Zaman then added yet another puzzling wrinkle: Ansari is a vegetarian and therefore would not have eaten the lamb curry she prepared for her husband the night he fell ill. Ansari has repeatedly said she, Khan, her father and Khan’s daughter all ate the same meal.
Authorities have not said how they think Khan ingested the cyanide, which can be swallowed, inhaled or injected.
Detectives questioned Ansari for more than four hours at a police station in November and searched the family home.
Around the same time, Ansari’s stepdaughter, Jasmeen, decided to go live with Khan’s sister, who had won guardianship of the teen.
“Of course she was upset,” Husain said of Ansari’s reaction. “At the same time, I think she wants to move forward with her life. … With her stepchild, her in-laws, she doesn’t want to really have anything to do with them. There’s some great animosities between the two.”

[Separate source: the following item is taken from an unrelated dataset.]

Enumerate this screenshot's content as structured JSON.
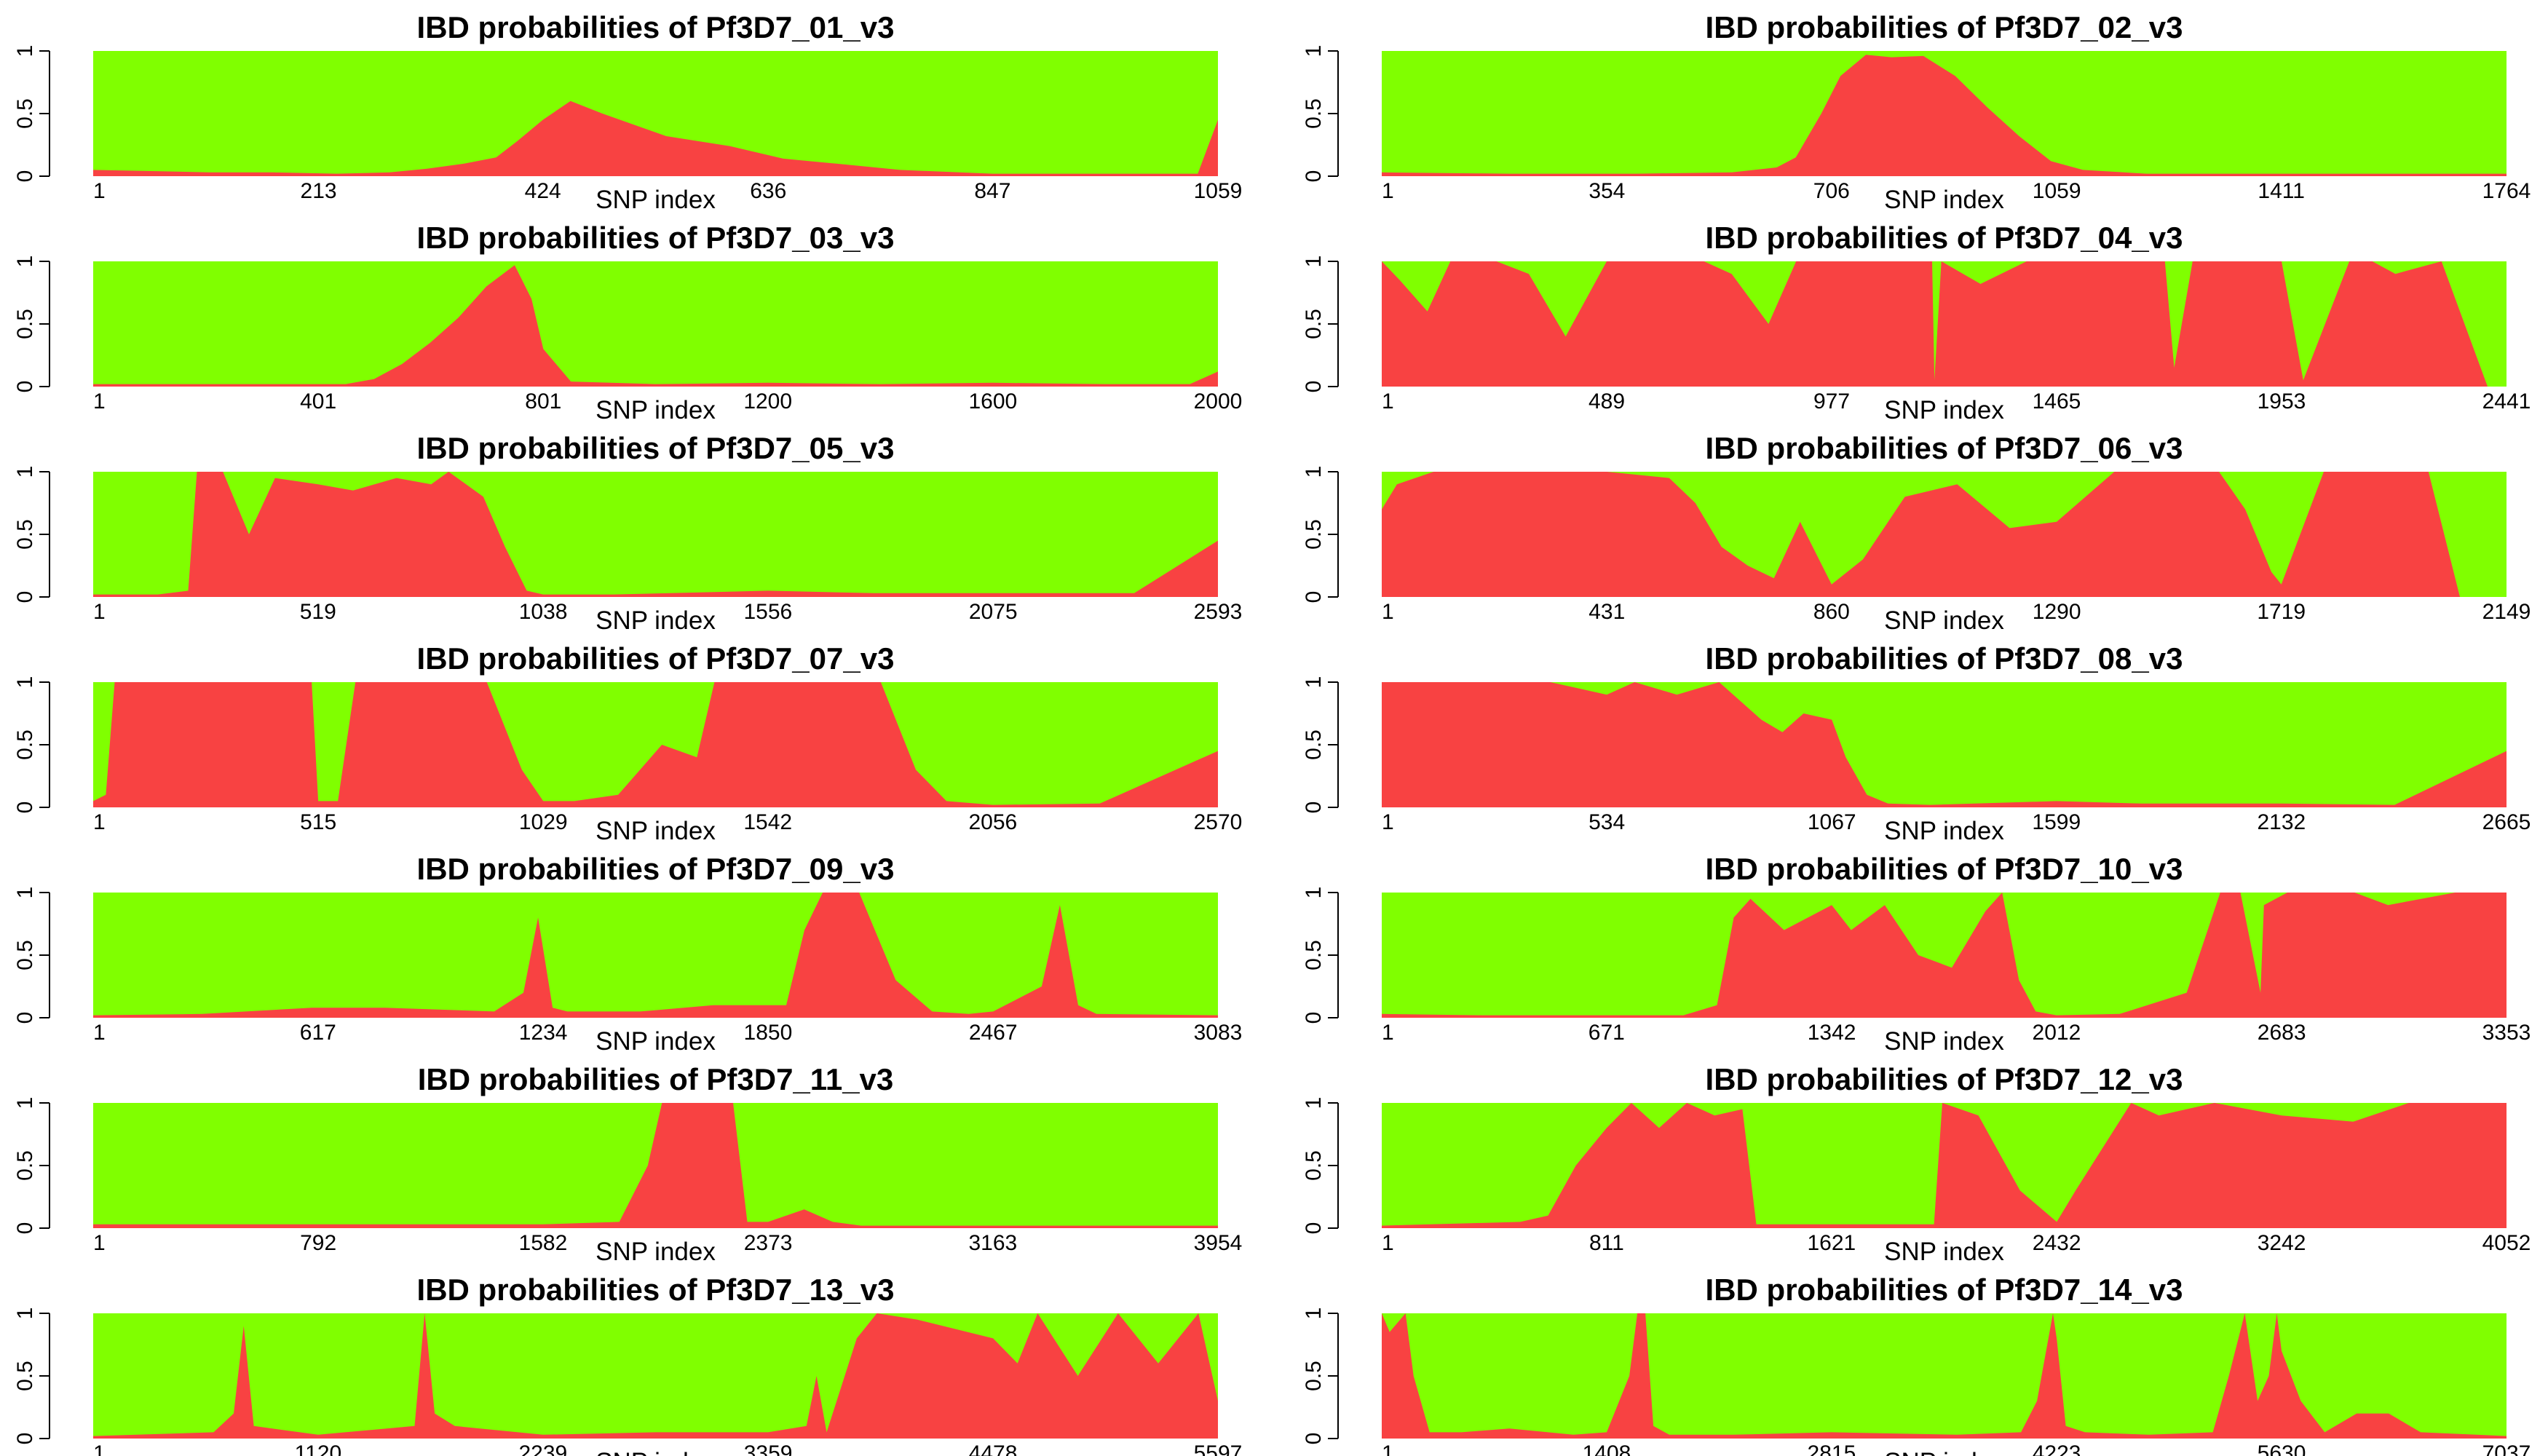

And then there’s Ansari’s father. A few months before Khan’s death, two federal tax liens were filed against his father-in-law, Fareedun Ansari. He owed $124,600, according to the Cook County Recorder of Deeds.
Finally, Khan’s ex-wife and Jasmeen’s mother emerged. Now remarried, living in South Bend, Ind., and going by the name of Maria Jones, she told the Chicago Sun-Times she last saw her daughter 13 years ago, when she says Khan took the girl to India. The distraught woman said she didn’t know the girl was in the U.S. and she hoped to reconnect with her.
“I don’t know if she knows I’m still alive,” she told the newspaper, sobbing during a phone interview. “I thought she was in India all these years.”